The employees’ theory is that commissions only compensate employees for time during which they can earn a commission.  Put another way, commissions do not compensate employees for any time when they are prevented from earning a commission.  For example, if salespeople are required to attend a monthly or weekly meeting during which they are precluded from selling, employees’ lawyers argue that the salespeople are entitled to compensation for that time, which must be at least minimum wage.

Unfortunately, there is some support for this argument.  Recent cases such as Gonzales v. Downtown LA Motors, 215 Cal.App.4th 36 (2013), have held that an employee compensated by a piece rate plan must be separately compensated for time spent under the employer’s control performing tasks that are not compensated by the piece rate plan.  For example, an auto mechanic may be paid a set amount for performing a brake job or an oil change.  But time spent between jobs, or cleaning or organizing tools, is uncompensated.  Similarly, the argument is that salespeople are uncompensated when they are not engaged in activities which could lead to a commission.

At least one federal court, in Balasanyan v. Nordstrom, Inc., 913 F. Supp. 2d 1001, 1007 (S.D. Cal. 2012) reconsideration denied, No. 3:10-CV-2671-JM WMC, 2013 WL 903267 (S.D. Cal. Mar. 6, 2013), has applied that logic to commissioned salespeople, finding that Nordstrom’s commissioned salespersons did not receive at least minimum wage for time spent in the stockroom or for pre-opening or post-closing activities.
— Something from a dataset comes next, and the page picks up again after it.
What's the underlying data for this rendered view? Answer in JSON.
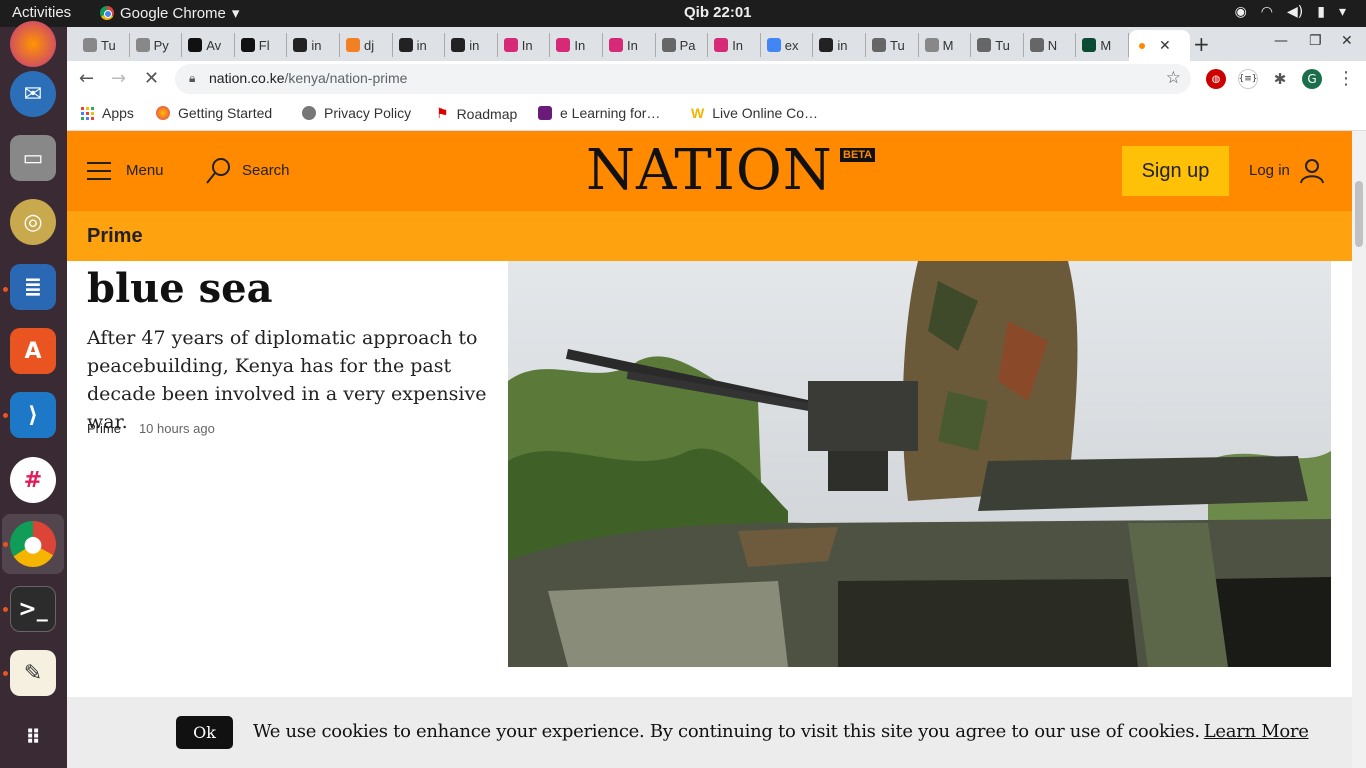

California courts are not bound by this decision, and have not themselves directly addressed this issue.  Until they do, employers that compensate their salespersons solely by commissions are potential targets of individual or class action lawsuits.   While there are many reasons why the piece rate cases should not be applied to commissioned salespeople, risk-averse employers may want to consider paying a base salary or hourly wage in addition to commissions until California courts settle the issue.